Gages (A4 acrylic and mixed media 2016)

Recently, in response to my post, Inspiration, I was asked

Whatever happened to the motto practice makes perfect? Don’t you believe someone can self learn when it comes to art and painting? After all art is a form of expression there [is] only so much of it to be taught.

I would never argue against practice. For years, as a child and then a teenager, I drew every day in order books that my Father brought home from work (one page was lined, the next blank – that alternating blank page was such a luxury). All through my twenties I continued to draw, less often than before but still a couple of evenings a week – overly influenced by illustrators such as Edward Gorey and Aubrey Beardsley – and tried to get to grips with watercolour.

I didn’t bother with lessons during this time (even at school my art teacher would set us a task and then disappear into his stock room to smoke) and eventually I grew frustrated with my lack of progress, turning instead to photography when I moved to the Netherlands and later Germany.

Returning to the UK I began drawing and painting again with renewed passion. I took classes with professional artists such as Sarah Baddon Price, Helen Gilbart, Annie Rice and Ed Cooper.

With each I made some sort of leap forward. Thanks to Sarah, I tried acrylics; after several years in Helen’s classes, I observe my subjects better, use bigger paper and experiment with charcoal and pastels; Annie taught me to draw and paint more freely; without Ed’s tuition I would never have tried oils or experienced life drawing.

So while I agree that practice is essential, to advance on a technical level I maintain that one needs help unless you’re Vincent van Gogh.
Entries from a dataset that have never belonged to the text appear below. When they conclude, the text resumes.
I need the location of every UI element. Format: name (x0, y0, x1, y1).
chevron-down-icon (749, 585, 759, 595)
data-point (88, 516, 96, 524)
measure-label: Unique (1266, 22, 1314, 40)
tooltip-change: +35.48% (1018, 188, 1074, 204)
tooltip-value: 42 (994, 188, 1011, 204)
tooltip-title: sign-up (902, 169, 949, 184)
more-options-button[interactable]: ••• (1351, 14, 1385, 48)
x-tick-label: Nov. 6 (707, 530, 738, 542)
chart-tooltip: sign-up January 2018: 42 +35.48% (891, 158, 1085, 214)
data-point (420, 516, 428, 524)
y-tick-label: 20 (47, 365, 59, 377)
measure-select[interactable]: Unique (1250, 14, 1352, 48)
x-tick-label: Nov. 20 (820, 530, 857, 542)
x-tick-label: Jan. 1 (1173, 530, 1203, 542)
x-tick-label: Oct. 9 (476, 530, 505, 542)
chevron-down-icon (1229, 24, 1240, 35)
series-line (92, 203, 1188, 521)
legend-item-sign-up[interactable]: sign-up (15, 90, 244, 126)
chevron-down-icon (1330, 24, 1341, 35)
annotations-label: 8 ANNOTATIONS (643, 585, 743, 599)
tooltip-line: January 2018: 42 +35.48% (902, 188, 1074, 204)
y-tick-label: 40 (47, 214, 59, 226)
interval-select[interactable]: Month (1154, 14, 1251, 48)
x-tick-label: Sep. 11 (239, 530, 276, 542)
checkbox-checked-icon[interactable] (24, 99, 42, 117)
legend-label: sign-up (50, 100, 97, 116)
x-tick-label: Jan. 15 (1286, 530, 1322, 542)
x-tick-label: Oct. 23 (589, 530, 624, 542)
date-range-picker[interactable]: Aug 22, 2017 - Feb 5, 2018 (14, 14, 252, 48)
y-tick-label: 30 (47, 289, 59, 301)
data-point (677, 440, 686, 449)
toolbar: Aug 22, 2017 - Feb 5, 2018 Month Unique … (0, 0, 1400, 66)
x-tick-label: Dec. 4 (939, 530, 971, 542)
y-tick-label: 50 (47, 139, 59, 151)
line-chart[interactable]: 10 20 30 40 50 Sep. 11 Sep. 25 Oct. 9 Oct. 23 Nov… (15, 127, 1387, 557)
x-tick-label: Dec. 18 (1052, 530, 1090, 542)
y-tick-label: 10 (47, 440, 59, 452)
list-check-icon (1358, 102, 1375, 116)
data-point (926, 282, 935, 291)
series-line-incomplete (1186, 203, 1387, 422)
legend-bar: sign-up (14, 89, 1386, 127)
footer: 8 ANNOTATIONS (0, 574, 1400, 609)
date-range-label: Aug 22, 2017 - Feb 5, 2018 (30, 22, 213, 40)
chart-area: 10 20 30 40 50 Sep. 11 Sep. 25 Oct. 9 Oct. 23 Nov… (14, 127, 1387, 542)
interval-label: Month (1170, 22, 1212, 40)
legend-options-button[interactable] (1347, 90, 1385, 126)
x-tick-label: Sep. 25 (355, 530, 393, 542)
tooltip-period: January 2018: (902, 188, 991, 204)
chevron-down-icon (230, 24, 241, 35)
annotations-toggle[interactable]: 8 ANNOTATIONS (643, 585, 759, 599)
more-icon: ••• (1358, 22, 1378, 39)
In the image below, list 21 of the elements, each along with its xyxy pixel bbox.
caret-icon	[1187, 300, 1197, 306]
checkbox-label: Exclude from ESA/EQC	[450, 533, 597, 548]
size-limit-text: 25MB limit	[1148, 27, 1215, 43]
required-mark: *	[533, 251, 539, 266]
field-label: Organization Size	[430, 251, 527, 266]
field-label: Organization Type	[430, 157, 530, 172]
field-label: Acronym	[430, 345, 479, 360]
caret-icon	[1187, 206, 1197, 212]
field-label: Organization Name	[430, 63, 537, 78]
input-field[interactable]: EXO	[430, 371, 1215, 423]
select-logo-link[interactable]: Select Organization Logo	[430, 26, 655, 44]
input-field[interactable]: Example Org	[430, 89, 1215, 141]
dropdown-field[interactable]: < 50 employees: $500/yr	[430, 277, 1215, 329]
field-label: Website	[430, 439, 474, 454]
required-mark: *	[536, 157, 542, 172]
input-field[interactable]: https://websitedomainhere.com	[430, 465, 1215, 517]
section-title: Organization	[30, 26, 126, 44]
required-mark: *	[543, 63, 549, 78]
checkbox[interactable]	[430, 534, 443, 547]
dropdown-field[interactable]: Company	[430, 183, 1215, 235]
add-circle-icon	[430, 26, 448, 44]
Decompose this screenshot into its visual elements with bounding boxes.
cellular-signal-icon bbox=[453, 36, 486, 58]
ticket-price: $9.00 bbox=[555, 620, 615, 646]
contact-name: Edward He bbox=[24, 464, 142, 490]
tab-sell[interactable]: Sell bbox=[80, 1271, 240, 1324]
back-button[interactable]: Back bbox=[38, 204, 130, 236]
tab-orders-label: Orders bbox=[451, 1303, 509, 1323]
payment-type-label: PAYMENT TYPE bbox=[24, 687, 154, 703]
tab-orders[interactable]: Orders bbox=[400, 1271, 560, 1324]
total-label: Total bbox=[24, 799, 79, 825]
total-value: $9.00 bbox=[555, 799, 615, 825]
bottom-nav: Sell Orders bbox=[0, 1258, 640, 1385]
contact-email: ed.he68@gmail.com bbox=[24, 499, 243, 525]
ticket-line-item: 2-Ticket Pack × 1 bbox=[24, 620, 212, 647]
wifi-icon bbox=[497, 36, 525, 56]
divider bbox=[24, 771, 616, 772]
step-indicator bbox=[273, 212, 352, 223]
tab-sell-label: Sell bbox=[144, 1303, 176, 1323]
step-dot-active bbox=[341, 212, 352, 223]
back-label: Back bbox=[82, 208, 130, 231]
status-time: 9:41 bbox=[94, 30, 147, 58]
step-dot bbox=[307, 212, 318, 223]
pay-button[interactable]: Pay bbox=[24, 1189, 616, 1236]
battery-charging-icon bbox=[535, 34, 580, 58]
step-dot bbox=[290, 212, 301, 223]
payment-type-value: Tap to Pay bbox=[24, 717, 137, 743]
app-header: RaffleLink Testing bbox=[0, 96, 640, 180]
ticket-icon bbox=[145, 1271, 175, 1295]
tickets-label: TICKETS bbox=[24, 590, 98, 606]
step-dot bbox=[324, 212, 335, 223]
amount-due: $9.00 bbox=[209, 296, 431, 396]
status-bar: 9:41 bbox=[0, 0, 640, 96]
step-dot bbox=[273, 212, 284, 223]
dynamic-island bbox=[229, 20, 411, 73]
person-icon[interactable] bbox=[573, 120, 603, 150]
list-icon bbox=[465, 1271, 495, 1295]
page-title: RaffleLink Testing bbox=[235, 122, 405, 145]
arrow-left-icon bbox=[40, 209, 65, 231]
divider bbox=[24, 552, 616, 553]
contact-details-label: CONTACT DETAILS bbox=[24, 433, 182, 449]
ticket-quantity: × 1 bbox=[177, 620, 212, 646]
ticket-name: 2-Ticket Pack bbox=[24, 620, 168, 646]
A good teacher will stretch you and coax you out of your comfort zone, something that is difficult without help.

Art as a form of expression is something else: I think you can always tell if someone really has something to say. That’s where the magic lies. Without it you may as well be painting by numbers.

The image above was produced by painting the gages as a mass of colour and then adding the background ‘over’ them, so to speak, to produce a sort of negative space composition. The individual gages emerged from a multi-coloured blob, allowing a more accidental colour mix.